GP Short Notes

GP Short Notes # 730, 31 August 2023

Colombia: One year of “total peace” plan
Dhriti Mukherjee

In the news
On 30 August, Colombia marked the first anniversary of President Gustavo Petro's "total peace" policy. The agenda of the policy was to minimise violence by disassembling the country’s armed groups. One year after the plan, with a reduction in violent clashes between the armed groups and government forces by 48 per cent and structural economic problems being addressed, Petro seemingly made more progress than his predecessors. 

A report published by Fundación Ideas Para la Paz on 22 August highlights key developments in this transformative period. Notably, violence against the state has decreased by 48 per cent, with fewer confrontations between security forces and armed groups. The report states that the threat posed by groups has reduced “because they have no pretensions or capacity to affect its stability or the seizure of power at the national level.”

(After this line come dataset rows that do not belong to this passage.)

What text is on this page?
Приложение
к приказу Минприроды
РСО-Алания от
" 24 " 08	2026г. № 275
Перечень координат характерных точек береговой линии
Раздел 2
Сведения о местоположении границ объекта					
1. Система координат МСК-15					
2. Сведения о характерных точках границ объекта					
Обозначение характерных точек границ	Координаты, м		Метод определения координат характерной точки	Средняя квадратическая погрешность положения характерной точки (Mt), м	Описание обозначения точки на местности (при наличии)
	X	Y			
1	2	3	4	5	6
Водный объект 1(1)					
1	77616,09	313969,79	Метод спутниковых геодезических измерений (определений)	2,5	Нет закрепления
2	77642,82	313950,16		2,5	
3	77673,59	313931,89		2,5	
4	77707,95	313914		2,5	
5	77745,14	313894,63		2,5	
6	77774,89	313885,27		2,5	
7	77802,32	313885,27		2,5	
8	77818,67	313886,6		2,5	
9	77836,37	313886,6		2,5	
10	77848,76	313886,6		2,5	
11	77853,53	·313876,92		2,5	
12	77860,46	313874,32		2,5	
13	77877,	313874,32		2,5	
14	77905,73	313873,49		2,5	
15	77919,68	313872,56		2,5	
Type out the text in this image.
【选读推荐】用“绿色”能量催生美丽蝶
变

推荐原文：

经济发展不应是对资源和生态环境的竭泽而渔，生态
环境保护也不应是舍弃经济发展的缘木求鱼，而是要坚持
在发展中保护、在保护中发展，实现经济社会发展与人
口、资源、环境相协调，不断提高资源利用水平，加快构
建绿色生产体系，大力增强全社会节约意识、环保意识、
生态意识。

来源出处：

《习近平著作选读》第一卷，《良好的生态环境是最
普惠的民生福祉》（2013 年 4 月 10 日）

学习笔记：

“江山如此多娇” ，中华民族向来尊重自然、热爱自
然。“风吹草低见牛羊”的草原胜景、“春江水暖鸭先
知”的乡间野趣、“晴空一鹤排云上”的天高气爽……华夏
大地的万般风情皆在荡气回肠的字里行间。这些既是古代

However, inter-group disputes among Colombia's main armed factions have surged by 85 per cent, posing challenges to the peace process. Homicides have seen a 1.5 per cent decrease; however, certain regions including the island of San Andrés and the departments of Sucre and Vaupes, where the armed groups are active, have witnessed a substantial rise in violence.

Issues at large
First, gangs and armed violence in Colombia. Colombian armed groups are of varied nature, ranging from guerilla groups to organised crime syndicates. Local communities have been the victims of violence and activities such as the recruitment of minors and drug trafficking. Of these, the leftist insurgency group, the National Liberation Army’s (ELN’s) main objective is to address the prevailing socio-economic gap in the country and “destabilising action in which big capital and a large part of the Colombian oligarchy are engaged.” The Revolutionary Armed Forces of Colombia- People’s Army (FARC-EP) is another major dissident group that is associated with drug trafficking. New members have refused to adhere to the terms of the 2016 peace agreement between the government and the former FARC. 

Second, the idea of a peace plan and what unfurled. Upon securing office in August 2022, Petro initiated his “total peace” plan calling for a “multilateral ceasefire” for all armed groups. This move was a departure from the previous administration’s heavy reliance on military solutions. Petro aimed to dismantle all armed groups simultaneously instead of looking at them from an individual perspective. The policy has two main strategic approaches- negotiations and ceasefires. However, his multi-pronged approach of using negotiations and ceasefires backfired within a month. He used negotiations and ceasefires to eliminate these groups. However, the armed groups began extending their territories, leading to an increase in civilian and police casualties. 

Third, the movers and shakers. The plan has garnered significant domestic and international support. Countries including Norway, Cuba, and Venezuela are actively involved in facilitating talks. However, there has also been a visible presence of “shakers”-people who oppose the plan. This essentially includes Petro’s political opponents including Álvaro Uribe Vélez and Iván Duque Márquez from the Centro Democrático party, who are of the view that negotiations with armed groups may in turn legitimise them. 

Fourth, challenges faced in the last year. Currently, Petro faces multiple challenges to overcome with the recruitment of minors being the most important one which has been described by Petro as “an inadmissible crime against humanity.” There were 115 cases of child recruitment in 2022 as reported by the United Nations. The use of coercion has further intensified the risk of violent repercussions against families of children who do not comply. Besides, upon acquiring new territory, the groups block main roads and passages to assert their control and authority.

In perspective
First, the hits and misses. It is premature to pass a definitive judgement on the plan's success or failure. Notably, fewer civilian casualties reflect a reduction in violence, offering a glimmer of hope for a more peaceful future. However, there have been several misses. With three of five ceasefires failing in April 2023, having just lasted five months, Petro’s administration is unable to maintain the support of the bigger groups due to the lack of commitment and compliance. Criminal organizations, particularly the Gulf Clan, continue illicit activities and violence, casting doubt on their commitment to the peace process. Although the intentions are positive, the method of achieving them is inefficient. 

Second, complex regional developments. The armed violence in Colombia has consequent implications for its neighbouring countries. Of these, Venezuela is the most affected, where frequent conflicts along the borders between the ELN and FARC have led thousands of people to flee. Colombian cartels also have links with international mafias established in countries including the US, France, Germany, and the UK. This indicates that moving forward, Petro and his administration will have to expand the horizon of their plan, to include measures that can be taken to curb violence internationally.